Across the country, Americans have witnessed a rise in fuel prices. In the Great Lakes Bay Region, the average price for regular unleaded is $3.84, an eight-cent drop from a week ago. Both students and faculty members driving to campus have had to face additional strain on their finances.
“I’ve cut back quite a bit on entertainment,” said Nick Buggia, political science and English junior.
“You just don’t get to go out as much and can’t do as much socially.”
Buggia, like the majority of SVSU students, does not live on campus. Living in Mayville, Buggia drives roughly 45 minutes one way to get to class. Even with a vehicle that gets decent mileage, Buggia said fills up his gas tank at least twice a week.
“It costs me about $60 each time I fill up,” Buggia said.
Even for students who live in Saginaw, the steady increase in gas prices has had a significant impact on their lives.
“It costs money to go anywhere or do anything and with the price of gas, you have less money to do stuff,” said Greg Strand, criminal justice senior.
Strand lives less than 10 minutes from campus and doesn’t look to fill up every time he’s at the pump.
“I usually stop three times a week and only put in $10 at a time,” he said.
Besides commuting to class, Strand said going home on weekends is expensive, driving more than an hour from Saginaw to Ithaca.
Graphic design junior Stephen Fitch understands that gas prices are high, but said you don’t need to stop going places.
“You just need to drive and think economically,” Fitch said. “Just make your trips meaningful and don’t waste trips.”
Fitch commutes from Bridgeport and said that because of his 20-minute drive to campus, he plans ahead and tries his best to be efficient.
“I just plan ahead for my week or weekends,” Fitch said. “If you want to hang out with friends over the weekend, you don’t need to make needless trips to buy needless things during the week.”
Commuters also believe in different reasons for why the price of gas has been steadily increasing during the last few years.
Buggia suggested a combination of foreign and domestic issues have resulted in the price of fuel.

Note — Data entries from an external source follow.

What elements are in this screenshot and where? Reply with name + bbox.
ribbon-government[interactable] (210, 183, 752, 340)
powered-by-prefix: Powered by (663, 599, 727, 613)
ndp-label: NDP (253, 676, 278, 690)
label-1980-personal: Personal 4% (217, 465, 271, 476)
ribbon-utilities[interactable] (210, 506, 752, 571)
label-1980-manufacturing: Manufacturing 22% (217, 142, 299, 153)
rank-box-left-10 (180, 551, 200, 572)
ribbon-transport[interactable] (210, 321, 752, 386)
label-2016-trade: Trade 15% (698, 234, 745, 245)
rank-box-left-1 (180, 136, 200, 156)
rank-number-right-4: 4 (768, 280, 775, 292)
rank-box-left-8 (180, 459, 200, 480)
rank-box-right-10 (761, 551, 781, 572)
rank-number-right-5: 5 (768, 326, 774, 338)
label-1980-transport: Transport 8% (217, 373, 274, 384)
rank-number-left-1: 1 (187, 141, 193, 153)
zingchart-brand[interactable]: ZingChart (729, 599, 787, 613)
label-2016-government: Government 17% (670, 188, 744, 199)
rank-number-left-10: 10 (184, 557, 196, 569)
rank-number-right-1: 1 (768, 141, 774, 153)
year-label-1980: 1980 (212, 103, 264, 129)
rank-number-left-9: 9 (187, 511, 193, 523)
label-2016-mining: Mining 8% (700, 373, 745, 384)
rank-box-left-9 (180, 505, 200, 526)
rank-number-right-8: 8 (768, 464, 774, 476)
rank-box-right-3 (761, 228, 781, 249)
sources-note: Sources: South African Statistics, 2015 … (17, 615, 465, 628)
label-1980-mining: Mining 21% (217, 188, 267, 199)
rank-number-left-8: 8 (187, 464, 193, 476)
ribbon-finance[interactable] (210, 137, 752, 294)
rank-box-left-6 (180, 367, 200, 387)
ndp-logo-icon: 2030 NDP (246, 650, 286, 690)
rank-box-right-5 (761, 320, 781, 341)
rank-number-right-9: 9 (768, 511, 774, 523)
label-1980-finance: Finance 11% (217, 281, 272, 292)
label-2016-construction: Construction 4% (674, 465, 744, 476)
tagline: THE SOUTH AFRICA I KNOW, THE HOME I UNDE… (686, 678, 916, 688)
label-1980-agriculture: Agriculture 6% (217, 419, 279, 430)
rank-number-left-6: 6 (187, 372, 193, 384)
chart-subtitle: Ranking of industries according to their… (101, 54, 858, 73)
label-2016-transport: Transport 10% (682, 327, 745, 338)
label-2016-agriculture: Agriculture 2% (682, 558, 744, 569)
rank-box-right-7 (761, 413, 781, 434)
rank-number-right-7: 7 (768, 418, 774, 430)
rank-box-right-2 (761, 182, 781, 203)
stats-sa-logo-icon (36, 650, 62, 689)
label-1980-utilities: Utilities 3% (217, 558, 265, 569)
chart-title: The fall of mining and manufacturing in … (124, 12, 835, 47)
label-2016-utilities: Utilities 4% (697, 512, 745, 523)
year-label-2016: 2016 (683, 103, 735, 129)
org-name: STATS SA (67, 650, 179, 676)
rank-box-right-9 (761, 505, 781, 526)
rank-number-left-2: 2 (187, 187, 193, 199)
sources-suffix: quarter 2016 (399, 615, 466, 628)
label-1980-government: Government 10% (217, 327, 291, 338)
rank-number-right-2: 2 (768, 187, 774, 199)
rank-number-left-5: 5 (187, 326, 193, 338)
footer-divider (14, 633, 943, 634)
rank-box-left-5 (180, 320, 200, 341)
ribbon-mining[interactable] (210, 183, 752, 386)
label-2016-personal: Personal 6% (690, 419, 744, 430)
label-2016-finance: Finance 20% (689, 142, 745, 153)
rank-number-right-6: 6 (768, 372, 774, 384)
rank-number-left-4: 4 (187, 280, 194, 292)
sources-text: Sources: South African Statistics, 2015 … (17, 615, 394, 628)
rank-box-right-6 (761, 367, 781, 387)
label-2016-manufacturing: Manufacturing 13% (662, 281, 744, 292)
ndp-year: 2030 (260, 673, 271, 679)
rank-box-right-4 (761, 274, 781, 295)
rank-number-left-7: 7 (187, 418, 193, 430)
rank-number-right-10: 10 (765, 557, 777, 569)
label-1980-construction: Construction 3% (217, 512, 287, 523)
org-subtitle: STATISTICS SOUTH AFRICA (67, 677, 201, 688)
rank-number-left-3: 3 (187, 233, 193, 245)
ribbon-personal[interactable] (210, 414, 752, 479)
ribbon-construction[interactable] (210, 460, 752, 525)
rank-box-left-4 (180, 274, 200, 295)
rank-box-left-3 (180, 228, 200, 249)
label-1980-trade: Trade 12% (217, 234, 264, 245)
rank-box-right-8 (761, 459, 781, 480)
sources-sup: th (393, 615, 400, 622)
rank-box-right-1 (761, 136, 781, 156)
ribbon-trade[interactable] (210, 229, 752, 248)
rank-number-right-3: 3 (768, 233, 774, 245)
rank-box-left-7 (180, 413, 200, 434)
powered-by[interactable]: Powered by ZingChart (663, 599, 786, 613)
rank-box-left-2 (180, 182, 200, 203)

“Here at home we have a lot of restrictions on where we can drill for oil,” he said. “That and you throw in the tension in the Middle East and the price is going to keep going up.”
Fitch voiced that the government needed to do more to utilize the oil in and around the United States.
“You can blame the oil companies for the high prices,” he said.
He said he thought the government being afraid to step on toes of environmental groups to drill in America was also a factor.